General Electric has restructured its operations to refocus on its core industrial strengths. Since its founding 124 years ago, General Electric has evolved into a complex industrial conglomerate through a mixture of innovations, acquisitions and reorganizations. But what has been disconcerting for investors is the fact that GE has in the process gained a huge exposure to the high-risk banking and consumer finance business through GE Capital.

But GE has worked hard to lighten up on the consumer-lending business. The company has already achieved its goal to sell off at least 90% of the lending business, including spinning off Synchrony Financial, its private label credit card company.

The credit business, which is deemed too risky in a recession due to high default rates and massive bad debt write-offs, has been dragging down the valuation of GE stock. The company recently had its Systemically Important Financial Institution designation rescinded by the U.S. Financial Stability Oversight Council, a big milestone in the company’s efforts to become leaner and meaner.

And now, GE is doubling down on its digital and software operations. General Electric plans to invest more than $1 billion in its fast-growing software business. General Electric sees the digital business as an essential compliment for its core industrial business and says that it plans to use software and sensors to boost the reliability and efficiency of industrial equipment such as jet engines and gas turbines.

Further, GE is betting big on its Predix operating system, which companies can use to enhance their GE applications and products. CFO Jeff Bornstein sees Predix sales reaching $4 billion in 2020, up from virtually zero currently. That estimate does not appear to be a stretch when you consider that GE recently signed a deal with Microsoft Corporation (NASDAQ:MSFT) to bring Predix to Azure, the most popular public cloud for enterprises. Predix is currently available on Amazon.com, Inc.’s (NASDAQ:AMZN) Amazon Web Services and Oracle Corporation’s (NYSE:ORCL) cloud.

Overall, GE sees digital operations revenue growing 2.5 times by 2020 to $15 billion up from $6 billion currently.
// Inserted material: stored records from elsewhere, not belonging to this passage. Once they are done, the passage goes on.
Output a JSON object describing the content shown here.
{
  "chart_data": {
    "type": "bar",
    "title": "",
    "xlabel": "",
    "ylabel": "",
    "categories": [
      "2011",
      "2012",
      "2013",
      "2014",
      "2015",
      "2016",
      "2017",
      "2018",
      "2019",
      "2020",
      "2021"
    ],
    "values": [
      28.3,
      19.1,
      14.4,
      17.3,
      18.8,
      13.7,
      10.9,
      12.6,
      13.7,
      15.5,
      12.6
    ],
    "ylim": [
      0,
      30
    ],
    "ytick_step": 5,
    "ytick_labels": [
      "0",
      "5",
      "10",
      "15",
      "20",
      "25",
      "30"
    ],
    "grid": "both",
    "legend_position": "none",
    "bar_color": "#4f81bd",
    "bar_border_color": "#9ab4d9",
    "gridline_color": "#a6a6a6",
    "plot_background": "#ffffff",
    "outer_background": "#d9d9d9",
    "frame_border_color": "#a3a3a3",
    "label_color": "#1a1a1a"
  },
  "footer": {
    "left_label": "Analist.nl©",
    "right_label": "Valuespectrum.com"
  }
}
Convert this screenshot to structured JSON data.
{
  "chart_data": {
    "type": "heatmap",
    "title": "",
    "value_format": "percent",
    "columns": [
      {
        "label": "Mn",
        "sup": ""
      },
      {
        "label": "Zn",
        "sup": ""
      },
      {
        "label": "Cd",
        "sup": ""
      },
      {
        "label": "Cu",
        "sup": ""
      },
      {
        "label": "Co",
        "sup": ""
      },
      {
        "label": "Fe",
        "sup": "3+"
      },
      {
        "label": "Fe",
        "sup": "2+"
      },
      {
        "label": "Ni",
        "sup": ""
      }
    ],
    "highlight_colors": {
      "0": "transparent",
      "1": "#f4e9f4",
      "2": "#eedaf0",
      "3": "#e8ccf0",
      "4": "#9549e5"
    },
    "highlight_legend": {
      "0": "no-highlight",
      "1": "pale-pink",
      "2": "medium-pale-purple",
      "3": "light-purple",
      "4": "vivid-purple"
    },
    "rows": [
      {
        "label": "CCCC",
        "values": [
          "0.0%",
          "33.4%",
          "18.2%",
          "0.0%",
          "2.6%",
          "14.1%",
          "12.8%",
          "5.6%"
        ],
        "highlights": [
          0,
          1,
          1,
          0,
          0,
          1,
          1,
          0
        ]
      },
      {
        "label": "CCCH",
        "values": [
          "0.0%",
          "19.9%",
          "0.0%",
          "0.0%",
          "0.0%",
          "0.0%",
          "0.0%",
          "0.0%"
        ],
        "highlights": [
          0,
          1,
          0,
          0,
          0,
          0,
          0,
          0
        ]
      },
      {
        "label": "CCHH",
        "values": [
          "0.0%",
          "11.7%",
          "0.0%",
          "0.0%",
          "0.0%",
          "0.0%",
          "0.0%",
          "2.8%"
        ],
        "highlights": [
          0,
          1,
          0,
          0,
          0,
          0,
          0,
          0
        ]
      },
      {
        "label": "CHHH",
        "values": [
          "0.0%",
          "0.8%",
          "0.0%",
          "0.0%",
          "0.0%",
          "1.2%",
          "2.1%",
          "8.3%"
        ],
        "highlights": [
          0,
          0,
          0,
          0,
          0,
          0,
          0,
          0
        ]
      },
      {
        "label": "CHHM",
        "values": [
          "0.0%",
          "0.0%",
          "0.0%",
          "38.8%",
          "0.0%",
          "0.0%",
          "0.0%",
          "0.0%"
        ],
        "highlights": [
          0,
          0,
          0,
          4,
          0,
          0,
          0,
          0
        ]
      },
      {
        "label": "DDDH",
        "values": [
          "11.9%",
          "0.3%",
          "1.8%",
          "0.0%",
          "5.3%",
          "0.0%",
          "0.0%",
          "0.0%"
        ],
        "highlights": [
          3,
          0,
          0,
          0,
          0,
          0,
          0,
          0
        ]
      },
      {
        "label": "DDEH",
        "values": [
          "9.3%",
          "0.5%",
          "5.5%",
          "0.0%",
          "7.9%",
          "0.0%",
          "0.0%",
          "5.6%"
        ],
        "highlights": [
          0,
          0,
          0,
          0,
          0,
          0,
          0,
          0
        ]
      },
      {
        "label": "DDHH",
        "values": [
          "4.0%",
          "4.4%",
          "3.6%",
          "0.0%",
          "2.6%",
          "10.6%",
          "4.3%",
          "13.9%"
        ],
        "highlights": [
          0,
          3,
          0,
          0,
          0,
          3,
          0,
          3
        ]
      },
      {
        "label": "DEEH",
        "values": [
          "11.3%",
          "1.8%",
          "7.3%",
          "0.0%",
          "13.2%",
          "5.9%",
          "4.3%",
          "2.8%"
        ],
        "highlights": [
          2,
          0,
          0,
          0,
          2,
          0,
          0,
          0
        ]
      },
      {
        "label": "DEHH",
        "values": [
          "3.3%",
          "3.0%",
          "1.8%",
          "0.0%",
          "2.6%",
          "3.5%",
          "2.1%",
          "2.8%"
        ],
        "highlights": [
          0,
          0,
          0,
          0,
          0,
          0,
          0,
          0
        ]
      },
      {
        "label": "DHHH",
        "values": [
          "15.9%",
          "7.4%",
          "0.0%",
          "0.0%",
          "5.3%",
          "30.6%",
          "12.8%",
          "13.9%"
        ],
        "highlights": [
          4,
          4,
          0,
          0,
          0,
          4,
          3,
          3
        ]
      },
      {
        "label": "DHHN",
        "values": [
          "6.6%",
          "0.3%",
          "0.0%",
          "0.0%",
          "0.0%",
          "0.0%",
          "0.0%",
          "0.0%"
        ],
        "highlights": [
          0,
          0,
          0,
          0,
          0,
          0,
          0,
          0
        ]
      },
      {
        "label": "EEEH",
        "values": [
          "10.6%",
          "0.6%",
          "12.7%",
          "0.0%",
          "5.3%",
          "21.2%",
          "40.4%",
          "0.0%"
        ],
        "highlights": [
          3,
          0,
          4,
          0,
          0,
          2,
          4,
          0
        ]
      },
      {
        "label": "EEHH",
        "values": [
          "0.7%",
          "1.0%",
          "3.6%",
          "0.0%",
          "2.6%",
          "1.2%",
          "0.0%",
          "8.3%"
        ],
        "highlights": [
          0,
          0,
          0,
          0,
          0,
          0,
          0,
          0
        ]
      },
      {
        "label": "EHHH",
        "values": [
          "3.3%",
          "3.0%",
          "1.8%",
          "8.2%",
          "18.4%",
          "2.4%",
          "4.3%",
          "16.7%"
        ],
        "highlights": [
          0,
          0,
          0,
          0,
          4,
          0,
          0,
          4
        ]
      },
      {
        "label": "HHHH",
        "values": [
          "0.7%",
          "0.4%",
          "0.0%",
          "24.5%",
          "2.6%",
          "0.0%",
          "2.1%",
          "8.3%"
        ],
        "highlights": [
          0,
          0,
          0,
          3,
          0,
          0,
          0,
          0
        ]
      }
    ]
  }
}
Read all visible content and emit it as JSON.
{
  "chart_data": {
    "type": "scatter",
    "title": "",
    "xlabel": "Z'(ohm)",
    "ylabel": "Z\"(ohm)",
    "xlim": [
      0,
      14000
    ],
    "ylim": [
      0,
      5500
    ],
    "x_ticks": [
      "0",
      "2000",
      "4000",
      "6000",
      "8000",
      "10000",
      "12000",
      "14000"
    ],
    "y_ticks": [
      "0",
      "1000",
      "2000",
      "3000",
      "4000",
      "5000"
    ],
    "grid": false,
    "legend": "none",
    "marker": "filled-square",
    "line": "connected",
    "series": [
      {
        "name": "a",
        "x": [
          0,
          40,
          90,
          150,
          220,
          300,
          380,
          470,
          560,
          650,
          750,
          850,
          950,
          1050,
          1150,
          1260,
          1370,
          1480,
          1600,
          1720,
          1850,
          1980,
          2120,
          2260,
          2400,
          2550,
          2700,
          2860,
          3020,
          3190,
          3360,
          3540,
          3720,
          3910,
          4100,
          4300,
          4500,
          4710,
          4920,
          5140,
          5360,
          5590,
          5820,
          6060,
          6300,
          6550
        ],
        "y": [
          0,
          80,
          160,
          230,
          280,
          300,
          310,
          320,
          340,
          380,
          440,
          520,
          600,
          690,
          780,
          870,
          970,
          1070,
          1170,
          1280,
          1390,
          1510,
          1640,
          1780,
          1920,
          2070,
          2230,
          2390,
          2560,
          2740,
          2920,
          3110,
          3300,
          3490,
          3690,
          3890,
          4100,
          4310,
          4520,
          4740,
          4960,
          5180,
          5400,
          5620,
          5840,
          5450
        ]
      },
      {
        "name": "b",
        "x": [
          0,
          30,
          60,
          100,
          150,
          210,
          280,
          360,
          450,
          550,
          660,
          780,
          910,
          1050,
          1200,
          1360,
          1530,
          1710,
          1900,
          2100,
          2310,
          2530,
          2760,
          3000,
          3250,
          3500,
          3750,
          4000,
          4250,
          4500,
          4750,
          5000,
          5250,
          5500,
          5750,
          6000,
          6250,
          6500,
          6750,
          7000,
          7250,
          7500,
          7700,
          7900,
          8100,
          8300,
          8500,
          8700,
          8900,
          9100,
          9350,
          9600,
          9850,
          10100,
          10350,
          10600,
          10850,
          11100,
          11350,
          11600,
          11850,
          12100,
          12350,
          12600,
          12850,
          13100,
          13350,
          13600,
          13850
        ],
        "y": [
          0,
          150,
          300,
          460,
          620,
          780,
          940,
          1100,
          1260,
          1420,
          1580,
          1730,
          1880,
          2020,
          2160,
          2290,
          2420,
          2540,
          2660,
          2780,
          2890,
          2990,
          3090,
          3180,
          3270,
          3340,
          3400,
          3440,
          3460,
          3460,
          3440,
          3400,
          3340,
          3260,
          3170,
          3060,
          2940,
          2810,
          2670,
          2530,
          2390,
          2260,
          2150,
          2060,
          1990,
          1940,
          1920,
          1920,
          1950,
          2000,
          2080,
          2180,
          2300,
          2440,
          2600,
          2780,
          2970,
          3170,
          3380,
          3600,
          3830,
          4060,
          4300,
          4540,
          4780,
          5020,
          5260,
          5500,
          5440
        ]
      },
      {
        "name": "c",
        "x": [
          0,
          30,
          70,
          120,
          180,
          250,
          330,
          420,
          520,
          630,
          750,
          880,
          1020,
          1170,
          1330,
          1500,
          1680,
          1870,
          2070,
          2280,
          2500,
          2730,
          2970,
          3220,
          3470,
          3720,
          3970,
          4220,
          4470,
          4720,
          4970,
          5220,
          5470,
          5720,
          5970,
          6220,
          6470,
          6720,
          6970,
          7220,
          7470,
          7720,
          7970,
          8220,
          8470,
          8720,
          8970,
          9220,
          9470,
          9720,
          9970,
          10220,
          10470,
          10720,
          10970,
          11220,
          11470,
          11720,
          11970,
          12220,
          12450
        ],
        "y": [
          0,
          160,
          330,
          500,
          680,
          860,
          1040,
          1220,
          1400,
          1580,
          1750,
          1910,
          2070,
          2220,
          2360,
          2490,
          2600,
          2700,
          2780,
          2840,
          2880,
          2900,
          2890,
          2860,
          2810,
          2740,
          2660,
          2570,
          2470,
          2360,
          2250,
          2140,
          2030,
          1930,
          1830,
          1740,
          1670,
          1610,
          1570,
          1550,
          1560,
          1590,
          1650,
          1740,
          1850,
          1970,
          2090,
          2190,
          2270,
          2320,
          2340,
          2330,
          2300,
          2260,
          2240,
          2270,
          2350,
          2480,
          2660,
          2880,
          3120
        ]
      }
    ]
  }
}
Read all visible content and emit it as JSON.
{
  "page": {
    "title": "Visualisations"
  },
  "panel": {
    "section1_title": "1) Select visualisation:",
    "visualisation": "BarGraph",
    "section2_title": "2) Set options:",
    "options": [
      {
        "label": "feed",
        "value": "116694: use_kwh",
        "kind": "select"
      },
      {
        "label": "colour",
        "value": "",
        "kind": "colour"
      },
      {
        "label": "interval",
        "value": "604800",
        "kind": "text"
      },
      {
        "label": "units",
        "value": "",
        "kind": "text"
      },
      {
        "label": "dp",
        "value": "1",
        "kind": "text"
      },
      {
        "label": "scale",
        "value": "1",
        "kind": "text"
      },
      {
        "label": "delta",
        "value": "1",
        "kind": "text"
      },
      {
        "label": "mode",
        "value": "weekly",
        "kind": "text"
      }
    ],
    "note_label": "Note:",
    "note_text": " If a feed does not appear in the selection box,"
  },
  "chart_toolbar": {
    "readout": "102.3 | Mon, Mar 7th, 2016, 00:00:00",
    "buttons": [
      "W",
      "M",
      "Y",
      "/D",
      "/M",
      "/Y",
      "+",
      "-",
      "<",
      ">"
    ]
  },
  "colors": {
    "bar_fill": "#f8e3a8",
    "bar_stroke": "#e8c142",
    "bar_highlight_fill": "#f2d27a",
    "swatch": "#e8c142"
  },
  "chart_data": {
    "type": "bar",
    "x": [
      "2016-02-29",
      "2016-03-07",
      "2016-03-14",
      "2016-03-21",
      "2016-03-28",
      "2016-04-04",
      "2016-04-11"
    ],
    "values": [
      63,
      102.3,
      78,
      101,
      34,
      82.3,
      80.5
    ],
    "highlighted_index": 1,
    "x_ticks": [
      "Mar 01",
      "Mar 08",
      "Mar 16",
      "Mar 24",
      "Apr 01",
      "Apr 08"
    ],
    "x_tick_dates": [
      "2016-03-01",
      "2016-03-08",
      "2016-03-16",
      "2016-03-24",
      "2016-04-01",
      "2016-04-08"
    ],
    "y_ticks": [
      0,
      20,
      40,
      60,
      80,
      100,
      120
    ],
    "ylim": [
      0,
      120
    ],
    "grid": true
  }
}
But even more significantly for GE investors, the high-margin digital operations are expected to contribute as much as 25% to GE’s bottom line in a few years’ time.

And that’s great news for the company’s dividend growth.

GE Stock Pays Dividends

Many investors still love GE stock, and for good reason. Being a giant industrial conglomerate, GE fits the mold for different stripes of investors: some love it for its unique energy plays, others for its oil/gas plays while others simply love GE for its outstanding innovation culture. But ultimately, the biggest reason many income investors swear by GE stock is because of the company’s impeccable dividend payout record.

General Electric is a true dividend aristocrat, with an uninterrupted dividend payout record that stretches back more than a century. General Electric has also grown its dividend for 32 years in a row.

For GE, the dividend comes at the top of its cash allocation priorities, bar none. The current dividend yield of 2.86% is above the Dow Jones’ average yield of 2.78%. The company’s yield has consistently remained above 3% for years, and has only recently fallen below that watermark because GE stock has climbed an impressive 20% over the past 12-months.

General Electric has committed to return more than $90 billion to shareholders between 2015-2018, with $35 billion of that being dividends. A lot of that is being financed by the businesses that the company is selling.

But for the company to keep growing its earnings and dividends sustainably over the long term, General Electric needs organic growth. The digital business provides a new growth runway for the company to do just that.

It’s time for long-term investors to double down on the digital-minded General Electric stock.

As of this writing, Brian Wu did not hold a position in any of the aforementioned securities.